Improving the Reading Experience with On-Device Content Distillation
In today’s digital age, accessing news and information is primarily done through smartphones and desktop web browsers. However, the clutter and complexity of websites can make reading and navigating articles difficult, especially for individuals with accessibility needs. To address this issue, Android and Chrome users have access to the Reading Mode feature, which enhances accessibility by customizing contrast, text size, and font, as well as enabling text-to-speech capabilities. Android’s Reading Mode can even distill content from apps. But expanding Reading Mode’s capabilities without compromising privacy is a challenge.
To tackle this challenge, Google Research has developed an innovative on-device content distillation model. Unlike previous methods that were limited to news articles, our model excels in quality and versatility across different types of content. We ensure that the article content stays within the user’s device to protect privacy. Our model transforms long-form content into a simplified layout for a better reading experience and outperforms other approaches.

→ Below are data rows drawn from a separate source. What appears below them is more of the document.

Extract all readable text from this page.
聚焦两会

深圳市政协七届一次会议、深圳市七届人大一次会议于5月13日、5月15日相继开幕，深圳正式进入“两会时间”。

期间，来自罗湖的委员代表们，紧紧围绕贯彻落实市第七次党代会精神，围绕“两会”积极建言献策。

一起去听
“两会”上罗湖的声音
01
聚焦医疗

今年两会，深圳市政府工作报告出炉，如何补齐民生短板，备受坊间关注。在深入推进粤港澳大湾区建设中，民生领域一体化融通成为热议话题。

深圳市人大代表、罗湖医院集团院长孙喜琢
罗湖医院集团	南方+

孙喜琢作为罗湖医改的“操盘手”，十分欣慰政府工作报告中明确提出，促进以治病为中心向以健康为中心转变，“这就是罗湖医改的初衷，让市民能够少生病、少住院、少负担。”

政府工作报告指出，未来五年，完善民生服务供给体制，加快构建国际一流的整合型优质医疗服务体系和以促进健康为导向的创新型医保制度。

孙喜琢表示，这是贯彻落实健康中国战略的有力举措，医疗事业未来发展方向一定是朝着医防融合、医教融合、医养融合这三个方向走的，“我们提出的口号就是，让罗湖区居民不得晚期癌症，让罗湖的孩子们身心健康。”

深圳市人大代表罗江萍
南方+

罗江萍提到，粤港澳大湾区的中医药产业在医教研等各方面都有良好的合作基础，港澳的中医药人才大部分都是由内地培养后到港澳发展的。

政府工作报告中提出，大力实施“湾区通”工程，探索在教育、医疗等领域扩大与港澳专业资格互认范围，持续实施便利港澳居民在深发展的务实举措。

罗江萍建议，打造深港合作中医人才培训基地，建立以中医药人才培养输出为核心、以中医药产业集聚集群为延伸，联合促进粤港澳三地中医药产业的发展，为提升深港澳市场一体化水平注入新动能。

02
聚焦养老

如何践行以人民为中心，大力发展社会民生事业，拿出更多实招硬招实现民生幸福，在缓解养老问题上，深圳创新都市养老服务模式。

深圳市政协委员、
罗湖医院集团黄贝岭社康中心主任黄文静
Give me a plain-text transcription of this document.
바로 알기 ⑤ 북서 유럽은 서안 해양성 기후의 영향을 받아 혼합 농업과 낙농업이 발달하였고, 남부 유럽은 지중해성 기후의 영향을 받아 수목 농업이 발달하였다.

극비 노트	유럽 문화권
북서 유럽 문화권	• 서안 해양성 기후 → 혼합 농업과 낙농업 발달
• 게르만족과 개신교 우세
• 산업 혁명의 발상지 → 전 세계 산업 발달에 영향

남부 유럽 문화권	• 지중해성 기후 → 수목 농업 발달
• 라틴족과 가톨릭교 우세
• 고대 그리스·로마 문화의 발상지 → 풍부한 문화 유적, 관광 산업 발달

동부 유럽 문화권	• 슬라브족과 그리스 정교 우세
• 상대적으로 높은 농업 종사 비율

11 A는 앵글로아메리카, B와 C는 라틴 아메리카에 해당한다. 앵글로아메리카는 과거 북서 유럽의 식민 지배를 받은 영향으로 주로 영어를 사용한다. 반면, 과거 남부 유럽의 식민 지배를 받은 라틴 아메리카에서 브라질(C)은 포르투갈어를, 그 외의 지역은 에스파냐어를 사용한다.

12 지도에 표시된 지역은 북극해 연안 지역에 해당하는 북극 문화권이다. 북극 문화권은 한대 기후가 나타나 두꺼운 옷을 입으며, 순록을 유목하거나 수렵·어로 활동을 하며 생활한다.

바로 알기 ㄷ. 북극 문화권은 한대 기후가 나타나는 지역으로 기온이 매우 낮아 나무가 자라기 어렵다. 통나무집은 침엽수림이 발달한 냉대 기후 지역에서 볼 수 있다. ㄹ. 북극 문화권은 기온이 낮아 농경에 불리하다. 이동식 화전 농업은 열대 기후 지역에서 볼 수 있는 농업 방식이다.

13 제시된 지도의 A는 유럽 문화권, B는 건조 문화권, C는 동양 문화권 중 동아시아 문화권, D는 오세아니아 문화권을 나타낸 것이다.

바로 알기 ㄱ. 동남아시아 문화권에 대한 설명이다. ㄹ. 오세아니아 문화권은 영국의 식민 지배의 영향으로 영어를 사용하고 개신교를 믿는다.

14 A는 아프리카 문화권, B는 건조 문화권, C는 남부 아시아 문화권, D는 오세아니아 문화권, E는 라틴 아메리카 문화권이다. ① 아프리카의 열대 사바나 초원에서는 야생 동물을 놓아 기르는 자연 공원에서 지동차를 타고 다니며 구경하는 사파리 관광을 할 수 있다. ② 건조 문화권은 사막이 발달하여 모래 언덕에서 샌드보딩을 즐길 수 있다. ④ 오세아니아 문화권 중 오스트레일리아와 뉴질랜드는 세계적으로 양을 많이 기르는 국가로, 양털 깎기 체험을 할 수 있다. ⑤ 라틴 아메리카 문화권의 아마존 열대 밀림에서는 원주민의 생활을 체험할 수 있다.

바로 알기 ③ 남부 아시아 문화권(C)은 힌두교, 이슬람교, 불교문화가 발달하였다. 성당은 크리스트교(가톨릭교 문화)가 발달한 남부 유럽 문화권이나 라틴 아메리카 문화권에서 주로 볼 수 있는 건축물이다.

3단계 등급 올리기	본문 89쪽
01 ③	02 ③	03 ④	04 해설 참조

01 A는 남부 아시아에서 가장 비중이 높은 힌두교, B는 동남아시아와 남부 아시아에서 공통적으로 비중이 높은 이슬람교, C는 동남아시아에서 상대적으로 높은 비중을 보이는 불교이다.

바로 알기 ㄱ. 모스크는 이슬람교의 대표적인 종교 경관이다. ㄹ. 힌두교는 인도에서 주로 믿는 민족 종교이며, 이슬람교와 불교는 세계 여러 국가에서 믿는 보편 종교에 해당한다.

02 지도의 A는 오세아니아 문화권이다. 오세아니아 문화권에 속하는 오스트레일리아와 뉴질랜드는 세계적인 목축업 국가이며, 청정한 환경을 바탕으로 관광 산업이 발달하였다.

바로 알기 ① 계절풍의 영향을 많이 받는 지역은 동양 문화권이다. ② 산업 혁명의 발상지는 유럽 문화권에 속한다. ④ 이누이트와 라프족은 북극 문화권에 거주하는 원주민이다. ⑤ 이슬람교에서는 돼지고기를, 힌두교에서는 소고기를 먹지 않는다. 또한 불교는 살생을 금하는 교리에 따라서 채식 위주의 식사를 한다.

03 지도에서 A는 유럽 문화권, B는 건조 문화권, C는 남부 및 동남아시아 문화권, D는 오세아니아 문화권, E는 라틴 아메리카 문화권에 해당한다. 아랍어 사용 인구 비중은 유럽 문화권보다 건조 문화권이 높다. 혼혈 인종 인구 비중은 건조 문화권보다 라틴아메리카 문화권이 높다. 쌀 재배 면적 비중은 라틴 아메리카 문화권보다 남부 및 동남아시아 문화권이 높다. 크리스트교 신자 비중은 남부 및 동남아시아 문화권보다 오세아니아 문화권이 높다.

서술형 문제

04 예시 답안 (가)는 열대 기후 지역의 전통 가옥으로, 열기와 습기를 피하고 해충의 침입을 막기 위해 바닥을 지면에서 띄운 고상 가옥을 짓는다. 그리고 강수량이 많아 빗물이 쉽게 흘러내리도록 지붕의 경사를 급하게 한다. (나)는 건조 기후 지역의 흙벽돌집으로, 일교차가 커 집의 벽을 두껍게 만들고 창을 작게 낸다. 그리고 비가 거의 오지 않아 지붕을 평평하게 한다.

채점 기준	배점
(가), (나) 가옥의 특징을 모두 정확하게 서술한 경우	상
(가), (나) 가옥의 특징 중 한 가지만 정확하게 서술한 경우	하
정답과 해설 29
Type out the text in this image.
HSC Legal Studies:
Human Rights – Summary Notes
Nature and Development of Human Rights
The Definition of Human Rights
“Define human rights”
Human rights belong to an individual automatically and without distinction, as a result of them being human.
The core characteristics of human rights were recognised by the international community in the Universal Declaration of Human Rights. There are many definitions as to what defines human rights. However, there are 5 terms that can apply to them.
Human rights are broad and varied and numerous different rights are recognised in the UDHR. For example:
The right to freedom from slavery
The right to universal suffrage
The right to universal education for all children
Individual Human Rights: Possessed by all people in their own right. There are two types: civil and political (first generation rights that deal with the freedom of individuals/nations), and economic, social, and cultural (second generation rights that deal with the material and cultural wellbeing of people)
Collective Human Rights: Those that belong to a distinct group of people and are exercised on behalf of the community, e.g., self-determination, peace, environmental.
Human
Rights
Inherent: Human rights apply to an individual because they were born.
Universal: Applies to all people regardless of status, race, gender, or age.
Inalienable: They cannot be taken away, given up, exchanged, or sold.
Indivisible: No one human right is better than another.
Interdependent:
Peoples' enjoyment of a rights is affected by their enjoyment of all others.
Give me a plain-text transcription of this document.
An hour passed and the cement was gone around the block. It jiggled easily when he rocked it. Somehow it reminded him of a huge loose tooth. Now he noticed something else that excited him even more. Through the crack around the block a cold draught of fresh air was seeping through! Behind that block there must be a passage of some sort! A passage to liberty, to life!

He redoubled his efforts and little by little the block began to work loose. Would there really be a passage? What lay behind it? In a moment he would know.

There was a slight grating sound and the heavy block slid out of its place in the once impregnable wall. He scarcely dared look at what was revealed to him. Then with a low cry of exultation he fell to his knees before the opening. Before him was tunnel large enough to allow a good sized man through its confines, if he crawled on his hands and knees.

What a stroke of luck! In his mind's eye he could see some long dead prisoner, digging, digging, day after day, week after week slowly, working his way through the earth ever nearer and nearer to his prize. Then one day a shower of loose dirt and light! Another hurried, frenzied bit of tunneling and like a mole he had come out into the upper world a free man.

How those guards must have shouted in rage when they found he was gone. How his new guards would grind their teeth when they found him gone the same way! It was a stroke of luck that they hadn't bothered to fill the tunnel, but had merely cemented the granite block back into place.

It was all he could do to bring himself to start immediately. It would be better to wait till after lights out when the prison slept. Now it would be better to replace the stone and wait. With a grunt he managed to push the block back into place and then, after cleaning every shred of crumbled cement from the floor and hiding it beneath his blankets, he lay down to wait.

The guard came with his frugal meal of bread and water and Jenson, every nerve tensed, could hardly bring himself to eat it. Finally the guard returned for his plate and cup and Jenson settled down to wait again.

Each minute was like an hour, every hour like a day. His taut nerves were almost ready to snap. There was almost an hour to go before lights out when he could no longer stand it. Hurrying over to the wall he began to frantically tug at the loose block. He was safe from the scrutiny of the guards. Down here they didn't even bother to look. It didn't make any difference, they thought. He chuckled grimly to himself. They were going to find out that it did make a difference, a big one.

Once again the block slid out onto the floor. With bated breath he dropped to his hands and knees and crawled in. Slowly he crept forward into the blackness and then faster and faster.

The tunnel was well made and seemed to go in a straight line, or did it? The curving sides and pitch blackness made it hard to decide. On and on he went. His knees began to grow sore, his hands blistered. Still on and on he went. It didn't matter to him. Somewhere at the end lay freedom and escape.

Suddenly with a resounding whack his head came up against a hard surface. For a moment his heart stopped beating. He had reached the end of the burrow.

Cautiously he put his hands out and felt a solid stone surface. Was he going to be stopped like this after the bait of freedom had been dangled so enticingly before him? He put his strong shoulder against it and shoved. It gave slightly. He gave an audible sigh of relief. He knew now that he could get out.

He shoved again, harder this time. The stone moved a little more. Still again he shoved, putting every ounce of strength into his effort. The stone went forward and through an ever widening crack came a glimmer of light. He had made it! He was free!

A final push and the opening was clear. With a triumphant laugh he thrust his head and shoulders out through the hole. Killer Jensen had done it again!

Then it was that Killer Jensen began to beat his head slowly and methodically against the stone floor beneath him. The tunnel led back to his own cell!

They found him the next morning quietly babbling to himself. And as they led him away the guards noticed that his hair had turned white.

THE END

Using Graph Neural Networks
Instead of using complicated heuristics that are hard to scale, we approached the task as a supervised learning problem. This data-driven approach allows the model to generalize better across different layouts. Previous methods relied on HTML or parsing techniques, but our model utilizes accessibility trees, which provide a streamlined representation of the webpage’s structure. These trees are generated from the DOM tree and are used by assistive technologies to make web content accessible.
We manually collected and annotated accessibility trees from Android and Chrome datasets. We developed a novel tool that uses Graph Neural Networks (GNNs) to distill essential content from the trees. GNNs are ideal for analyzing tree-like data structures because they can learn the connections naturally without the need for manual feature crafting. By feeding the tree structure into the model, GNNs can discern the relationships and identify non-essential sections more accurately.
The Model Architecture
Our model follows the encode-process-decode paradigm using a message-passing neural network. The tree structure of the article is the input to the model, and lightweight features based on bounding box information, text information, and accessibility roles are computed. The GNN propagates each node’s representation through the edges of the tree to share information and enhance the model’s understanding of the page’s structure. After a fixed number of message-passing steps, the latent representations of the nodes are decoded into essential or non-essential classes.
A Lightweight and Privacy-Focused Solution
To ensure broad generalization across languages and preserve privacy, we limited the feature set used by the model. Our final lightweight Android model has 64k parameters and is 334kB in size, with a median latency of 800ms. The Chrome model has 241k parameters, is 928kB in size, and has a median latency of 378ms. By processing the data on the device, we never transmit user data externally, prioritizing user privacy.
We trained the GNN for about 50 epochs and evaluated the model’s performance on webpages and native applications. The results show high precision, recall, and F1-score for essential content, headlines, and main body text.
The quality of the distilled content is remarkable, with an F1-score exceeding 0.9 for main-text (paragraphs). This means that 88% of articles are processed without missing any paragraphs. Over 95% of readers find the distilled content valuable, perceiving it as pertinent and accurate.
Google Research has developed an on-device content distillation model that greatly improves the reading experience. By leveraging Graph Neural Networks and accessibility trees, our model accurately distills essential content and enhances the readability of articles. With a lightweight design and focus on privacy, this model provides users with a seamless and private reading journey.